Preston pulls at my arm. “Let’s go grab some grub and, uh, you can tell me how your crate got blasted in half.”
I follow him toward the supply crates but am in no mood for food or storytelling. “James mentioned that you guys have a theory about who set me up at Dragon Hill.”
“We’re probably wrong,” Preston says, but it’s obvious he doesn’t believe that. I wait. He chews at a fingernail. “I don’t want to freak you out.”
The Silver bounds over, drops a frozen basketball at my feet. I kick it. “My father’s paralyzed. My brother’s hurt. My home’s destroyed. My best friend’s mother is probably dead. And I’m stuck here playing fetch with a dragon. I’d like to know why.”
With reluctance, Preston admits he and James were part of a surveillance group that had taken up residence in Mason-Kline. Preston was sent into the school to befriend Konrad Kline in order to hack his father’s hard drive for intel.
“About a year ago, the army recollared the Blues—”
“They said it was for comfort or something,” I say. Dad applied many of the restrictors himself. “Never believed that.”
“Yeah, according to schematics we found, the new collars incorporate telepathy monitoring and control.”
It takes me a few seconds to put the puzzle together. “So you think the government was listening in on Old Man Blue?”
“It’s just a theory,” he says.
And there’s more to it, I realize as I recall the BoDA agents who came to arrest me. Those D-men arrived only an hour after the doctored pic appeared in the army system.
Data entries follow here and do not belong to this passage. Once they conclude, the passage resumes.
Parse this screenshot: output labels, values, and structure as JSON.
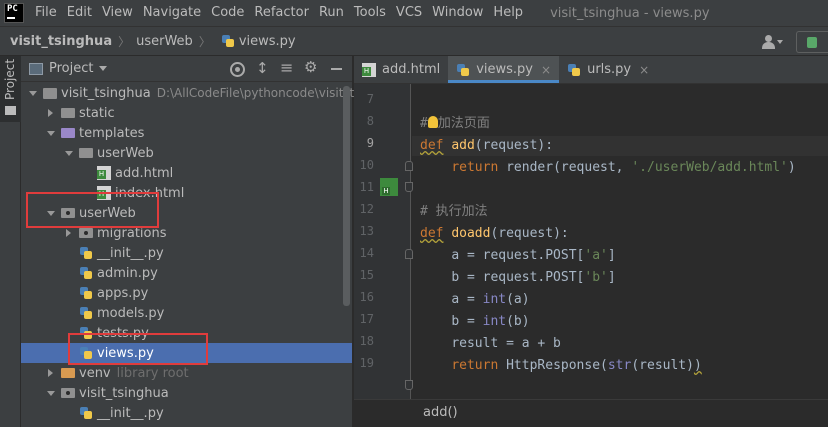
{
  "menubar": {
    "items": [
      "File",
      "Edit",
      "View",
      "Navigate",
      "Code",
      "Refactor",
      "Run",
      "Tools",
      "VCS",
      "Window",
      "Help"
    ],
    "window_title": "visit_tsinghua - views.py",
    "logo_text": "PC"
  },
  "breadcrumb": {
    "project": "visit_tsinghua",
    "folder": "userWeb",
    "file": "views.py"
  },
  "project_panel": {
    "title": "Project",
    "tool_tab_label": "Project",
    "tree": [
      {
        "label": "visit_tsinghua",
        "hint": "D:\\AllCodeFile\\pythoncode\\visit_ts",
        "depth": 0,
        "arrow": "down",
        "icon": "folder-root"
      },
      {
        "label": "static",
        "depth": 1,
        "arrow": "right",
        "icon": "folder"
      },
      {
        "label": "templates",
        "depth": 1,
        "arrow": "down",
        "icon": "folder-purple"
      },
      {
        "label": "userWeb",
        "depth": 2,
        "arrow": "down",
        "icon": "folder"
      },
      {
        "label": "add.html",
        "depth": 3,
        "arrow": "none",
        "icon": "html"
      },
      {
        "label": "index.html",
        "depth": 3,
        "arrow": "none",
        "icon": "html"
      },
      {
        "label": "userWeb",
        "depth": 1,
        "arrow": "down",
        "icon": "folder-pkg"
      },
      {
        "label": "migrations",
        "depth": 2,
        "arrow": "right",
        "icon": "folder-pkg"
      },
      {
        "label": "__init__.py",
        "depth": 2,
        "arrow": "none",
        "icon": "py"
      },
      {
        "label": "admin.py",
        "depth": 2,
        "arrow": "none",
        "icon": "py"
      },
      {
        "label": "apps.py",
        "depth": 2,
        "arrow": "none",
        "icon": "py"
      },
      {
        "label": "models.py",
        "depth": 2,
        "arrow": "none",
        "icon": "py"
      },
      {
        "label": "tests.py",
        "depth": 2,
        "arrow": "none",
        "icon": "py"
      },
      {
        "label": "views.py",
        "depth": 2,
        "arrow": "none",
        "icon": "py",
        "selected": true
      },
      {
        "label": "venv",
        "hint": "library root",
        "depth": 1,
        "arrow": "right",
        "icon": "folder-orange"
      },
      {
        "label": "visit_tsinghua",
        "depth": 1,
        "arrow": "down",
        "icon": "folder-pkg"
      },
      {
        "label": "__init__.py",
        "depth": 2,
        "arrow": "none",
        "icon": "py"
      }
    ]
  },
  "editor": {
    "tabs": [
      {
        "label": "add.html",
        "icon": "html",
        "active": false,
        "closable": false
      },
      {
        "label": "views.py",
        "icon": "py",
        "active": true,
        "closable": true
      },
      {
        "label": "urls.py",
        "icon": "py",
        "active": false,
        "closable": true
      }
    ],
    "close_glyph": "×",
    "line_numbers": [
      "7",
      "8",
      "9",
      "10",
      "11",
      "12",
      "13",
      "14",
      "15",
      "16",
      "17",
      "18",
      "19"
    ],
    "code": {
      "l8_comment_hash": "#",
      "l8_comment_text": "加法页面",
      "l9_def": "def",
      "l9_name": "add",
      "l9_rest": "(request):",
      "l10_return": "return",
      "l10_call": " render(request, ",
      "l10_str": "'./userWeb/add.html'",
      "l10_end": ")",
      "l12_comment": "# 执行加法",
      "l13_def": "def",
      "l13_name": "doadd",
      "l13_rest": "(request):",
      "l14_a": "a = request.POST[",
      "l14_str": "'a'",
      "l14_end": "]",
      "l15_a": "b = request.POST[",
      "l15_str": "'b'",
      "l15_end": "]",
      "l16_a": "a = ",
      "l16_int": "int",
      "l16_end": "(a)",
      "l17_a": "b = ",
      "l17_int": "int",
      "l17_end": "(b)",
      "l18": "result = a + b",
      "l19_return": "return",
      "l19_a": " HttpResponse(",
      "l19_str": "str",
      "l19_end": "(result)",
      "l19_close": ")"
    },
    "status_breadcrumb": "add()"
  },
  "colors": {
    "selection": "#4b6eaf",
    "annotation": "#e03c3c",
    "keyword": "#cc7832",
    "function": "#ffc66d",
    "string": "#6a8759"
  }
}
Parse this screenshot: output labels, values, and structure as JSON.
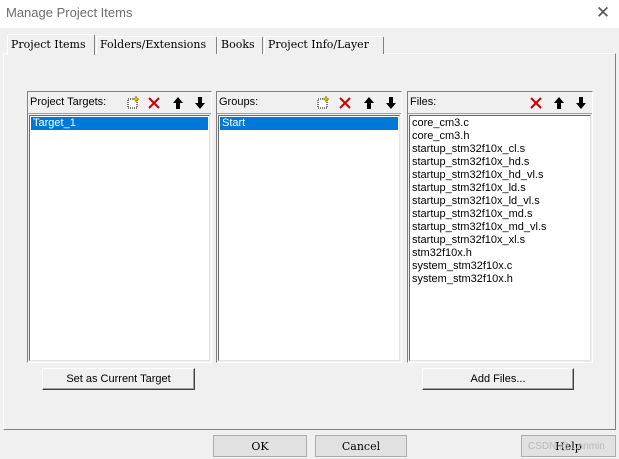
{
  "window": {
    "title": "Manage Project Items"
  },
  "tabs": [
    {
      "label": "Project Items"
    },
    {
      "label": "Folders/Extensions"
    },
    {
      "label": "Books"
    },
    {
      "label": "Project Info/Layer"
    }
  ],
  "targets": {
    "label": "Project Targets:",
    "items": [
      "Target_1"
    ],
    "selected": "Target_1"
  },
  "groups": {
    "label": "Groups:",
    "items": [
      "Start"
    ],
    "selected": "Start"
  },
  "files": {
    "label": "Files:",
    "items": [
      "core_cm3.c",
      "core_cm3.h",
      "startup_stm32f10x_cl.s",
      "startup_stm32f10x_hd.s",
      "startup_stm32f10x_hd_vl.s",
      "startup_stm32f10x_ld.s",
      "startup_stm32f10x_ld_vl.s",
      "startup_stm32f10x_md.s",
      "startup_stm32f10x_md_vl.s",
      "startup_stm32f10x_xl.s",
      "stm32f10x.h",
      "system_stm32f10x.c",
      "system_stm32f10x.h"
    ]
  },
  "buttons": {
    "set_current_target": "Set as Current Target",
    "add_files": "Add Files...",
    "ok": "OK",
    "cancel": "Cancel",
    "help": "Help"
  },
  "watermark": "CSDN @...anmin",
  "colors": {
    "selection": "#0078d7",
    "delete_red": "#cc0000"
  }
}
“You think the D-men did it,” I say.
“Them or the army. If they were monitoring Cartha, they could have coordinated her communication to the time stamp on the photo Trish took. Add in some decapitated toys, remove everybody else, and there you go. You’re a ‘person of interest’ who needs to be brought in.”
Last time. My hands are getting cold, I say to the Silver, and toss the ball. I look to Preston with an apprehensive snort. “Then what? They make me disappear?”
Preston, ever-smiling Preston, gives me a frown. “You hear about that ‘quarry massacre’ in Wyoming a few months ago? That one along the drone zone they blamed on insurgents?”